Our brother Scott around the time of his death.
My heart goes out to any fallen PCV…
I feel the Peace Corp is a great organization. Hopefully one day instead of "militaries" the peace corp is all we will need…
Hope in Peace
I think this is a great way to remember the volunteers that died in service to the country. These men and woman died making the world a better place and spreading good will towards our Country, a very important mission. I want to send my prayers to all the other families that have suffered through the loss of a loved one as well.
As a soon-to-be Peace Corps Trainee, I just wanted to pay my respects to the fallen Peace Corps Volunteers who gave their lives in the fight for peace and justice.Rest in peace.
guatemala 73-76 As an ex pcv , I for one beleave these fallen PCV'S must be allowed to have their names viewed for all to see. They were in the house at the time ,our house and we should honor them,,,,,,
In a stronger America caring citizens protect and empower each other. This moral mission includes honoring those caring citizens who gave the ultimate sacrifice, not only in the military, but especially in service to their country expanding freedom and fairness for all. I am interested in corresponding with anyone else who shares these values and is wanting to explore expanding them in thier own communities.
Very nice tribute.
RPCV Saint Lucia, 2008-2010
Thank you for this wonderful website in memory of those who served
RPCV Thailand 1988-90
So many volunteers have fallen in service to our country, and to the spirit of volunteerism. I am reading "When the World Calls" and have just read the set of set of chapters about PC deaths. Who knew…PC has been very ambivalent, to say the least, about how it handles these tragedies.

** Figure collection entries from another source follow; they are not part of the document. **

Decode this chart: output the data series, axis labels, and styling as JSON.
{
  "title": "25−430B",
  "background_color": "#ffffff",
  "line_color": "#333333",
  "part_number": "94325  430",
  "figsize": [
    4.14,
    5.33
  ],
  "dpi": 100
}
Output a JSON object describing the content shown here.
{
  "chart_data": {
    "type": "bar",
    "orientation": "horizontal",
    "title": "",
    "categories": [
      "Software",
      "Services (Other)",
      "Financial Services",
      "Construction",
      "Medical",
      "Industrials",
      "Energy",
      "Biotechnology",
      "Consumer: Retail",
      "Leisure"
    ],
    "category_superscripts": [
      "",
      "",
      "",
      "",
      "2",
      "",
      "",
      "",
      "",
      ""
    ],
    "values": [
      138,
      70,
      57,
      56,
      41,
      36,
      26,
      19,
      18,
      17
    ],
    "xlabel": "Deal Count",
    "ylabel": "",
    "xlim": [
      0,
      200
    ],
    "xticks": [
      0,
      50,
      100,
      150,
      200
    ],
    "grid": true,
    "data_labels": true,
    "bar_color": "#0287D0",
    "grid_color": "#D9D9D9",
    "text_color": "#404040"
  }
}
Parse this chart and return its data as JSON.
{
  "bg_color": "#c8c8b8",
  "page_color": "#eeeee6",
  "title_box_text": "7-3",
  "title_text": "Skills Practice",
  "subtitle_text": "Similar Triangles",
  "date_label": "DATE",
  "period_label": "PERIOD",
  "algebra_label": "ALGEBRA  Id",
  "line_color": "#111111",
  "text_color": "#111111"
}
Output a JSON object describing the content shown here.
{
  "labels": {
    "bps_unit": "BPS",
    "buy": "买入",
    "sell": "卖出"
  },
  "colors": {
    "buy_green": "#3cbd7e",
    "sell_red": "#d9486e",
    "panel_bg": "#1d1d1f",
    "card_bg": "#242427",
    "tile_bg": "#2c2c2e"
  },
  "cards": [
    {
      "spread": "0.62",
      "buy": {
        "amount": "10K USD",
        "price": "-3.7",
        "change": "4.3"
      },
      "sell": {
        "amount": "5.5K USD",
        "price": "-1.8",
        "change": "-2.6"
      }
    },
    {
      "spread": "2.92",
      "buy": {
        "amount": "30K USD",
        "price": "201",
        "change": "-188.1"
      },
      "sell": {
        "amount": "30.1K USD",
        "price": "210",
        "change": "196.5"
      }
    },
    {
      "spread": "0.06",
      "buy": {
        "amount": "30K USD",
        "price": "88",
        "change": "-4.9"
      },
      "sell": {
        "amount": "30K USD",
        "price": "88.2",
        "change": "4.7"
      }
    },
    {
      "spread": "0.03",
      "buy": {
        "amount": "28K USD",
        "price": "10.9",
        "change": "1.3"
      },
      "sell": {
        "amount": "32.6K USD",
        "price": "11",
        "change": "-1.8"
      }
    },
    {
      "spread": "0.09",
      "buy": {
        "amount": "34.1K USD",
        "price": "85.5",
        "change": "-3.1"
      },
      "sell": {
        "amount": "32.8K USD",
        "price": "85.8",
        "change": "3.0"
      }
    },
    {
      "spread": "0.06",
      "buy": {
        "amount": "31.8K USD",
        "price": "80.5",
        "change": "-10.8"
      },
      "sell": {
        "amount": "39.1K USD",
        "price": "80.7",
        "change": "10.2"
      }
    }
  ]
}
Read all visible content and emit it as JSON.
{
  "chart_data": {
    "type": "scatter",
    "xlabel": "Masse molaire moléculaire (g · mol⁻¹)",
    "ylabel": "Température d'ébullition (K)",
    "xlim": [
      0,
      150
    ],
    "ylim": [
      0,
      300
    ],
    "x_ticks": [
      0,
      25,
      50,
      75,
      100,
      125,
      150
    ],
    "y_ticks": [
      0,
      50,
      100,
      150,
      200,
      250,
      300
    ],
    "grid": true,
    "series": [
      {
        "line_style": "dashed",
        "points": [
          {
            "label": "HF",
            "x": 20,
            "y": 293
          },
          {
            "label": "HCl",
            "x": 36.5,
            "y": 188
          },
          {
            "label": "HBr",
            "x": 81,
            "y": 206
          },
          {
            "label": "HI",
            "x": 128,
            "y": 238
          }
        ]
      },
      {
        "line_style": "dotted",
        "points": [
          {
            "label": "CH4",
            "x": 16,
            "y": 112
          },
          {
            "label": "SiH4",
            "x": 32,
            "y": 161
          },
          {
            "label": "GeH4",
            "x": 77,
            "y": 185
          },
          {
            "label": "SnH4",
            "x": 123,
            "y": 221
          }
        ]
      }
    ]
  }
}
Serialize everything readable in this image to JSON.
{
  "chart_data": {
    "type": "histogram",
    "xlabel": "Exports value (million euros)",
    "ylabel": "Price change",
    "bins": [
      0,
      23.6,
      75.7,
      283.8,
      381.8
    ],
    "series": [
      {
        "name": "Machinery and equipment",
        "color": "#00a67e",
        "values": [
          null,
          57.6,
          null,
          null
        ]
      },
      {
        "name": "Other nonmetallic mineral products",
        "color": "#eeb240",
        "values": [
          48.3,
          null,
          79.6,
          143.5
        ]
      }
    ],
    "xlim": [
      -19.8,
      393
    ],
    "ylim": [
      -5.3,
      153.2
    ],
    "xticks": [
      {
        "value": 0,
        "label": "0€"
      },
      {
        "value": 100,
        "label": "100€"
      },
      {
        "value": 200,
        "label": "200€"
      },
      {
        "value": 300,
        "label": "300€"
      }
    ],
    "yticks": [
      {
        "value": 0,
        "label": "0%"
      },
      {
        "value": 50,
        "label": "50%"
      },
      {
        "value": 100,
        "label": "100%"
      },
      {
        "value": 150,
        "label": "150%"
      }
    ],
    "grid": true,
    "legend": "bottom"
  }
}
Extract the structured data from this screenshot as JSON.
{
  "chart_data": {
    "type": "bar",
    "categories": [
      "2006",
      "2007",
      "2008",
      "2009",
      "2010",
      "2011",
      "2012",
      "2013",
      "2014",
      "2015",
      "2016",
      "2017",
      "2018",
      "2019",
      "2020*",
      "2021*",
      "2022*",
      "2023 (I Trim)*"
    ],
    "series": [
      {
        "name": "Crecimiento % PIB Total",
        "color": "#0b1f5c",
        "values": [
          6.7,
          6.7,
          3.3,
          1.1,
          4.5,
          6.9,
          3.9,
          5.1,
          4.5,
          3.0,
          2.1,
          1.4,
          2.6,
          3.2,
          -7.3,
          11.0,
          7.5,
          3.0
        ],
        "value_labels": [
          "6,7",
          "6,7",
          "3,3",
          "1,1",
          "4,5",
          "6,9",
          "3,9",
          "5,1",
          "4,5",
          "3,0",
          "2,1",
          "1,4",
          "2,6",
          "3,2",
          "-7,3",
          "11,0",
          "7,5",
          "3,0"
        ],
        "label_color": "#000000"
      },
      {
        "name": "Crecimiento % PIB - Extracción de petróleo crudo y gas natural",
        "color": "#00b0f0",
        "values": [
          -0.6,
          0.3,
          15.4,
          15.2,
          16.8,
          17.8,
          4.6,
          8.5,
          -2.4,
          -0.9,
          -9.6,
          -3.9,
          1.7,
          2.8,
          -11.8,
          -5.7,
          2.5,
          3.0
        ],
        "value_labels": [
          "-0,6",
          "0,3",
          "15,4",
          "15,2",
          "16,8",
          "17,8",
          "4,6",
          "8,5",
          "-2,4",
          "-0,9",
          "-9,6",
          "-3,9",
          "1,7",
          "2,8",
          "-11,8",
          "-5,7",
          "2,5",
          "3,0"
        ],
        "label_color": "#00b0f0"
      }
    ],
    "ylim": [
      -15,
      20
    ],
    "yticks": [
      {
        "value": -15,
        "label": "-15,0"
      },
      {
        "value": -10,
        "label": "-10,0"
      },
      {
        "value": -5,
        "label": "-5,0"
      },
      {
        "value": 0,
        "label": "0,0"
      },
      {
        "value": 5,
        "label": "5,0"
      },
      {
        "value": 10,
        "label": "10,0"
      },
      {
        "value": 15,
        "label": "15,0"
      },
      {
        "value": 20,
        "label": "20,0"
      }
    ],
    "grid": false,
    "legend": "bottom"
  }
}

I prefer to think of people on what would have been a birthday … but I find myself thinking of my former partner and dear friend Lucille Raimondo today … 16 years to the day after her passing. I'm so very heartened to find that more coordinated efforts to memorialize fallen Peace Corp volunteers have come to light in the last several years. I'll be sure to sign in again on June 12, Lucile's birthday… God, how she hated the fact that George Bush Sr shared her birthday!
My second cousin is Fredric Detjen, who died in Columbia in 1963. Sargent Shriver helped his father find a flight to be at his son's bedside. Now my son, Alex, will be applying to the Peace Corps when he graduates from college next year.
After many years, I still hold Matthew Sherman's loss close to my heart. How big is the commemorative tree planted at his school? This year the Peace Corps will commemorate its 50th anniversary. On September 25, 2011 thousands of former volunteers will march to Arlington National Cemetery to commemorate the legacy of the Peace Corps. Matt is an honored part of that legacy. I will say a prayer for Matt at the service and leave a token in his honor.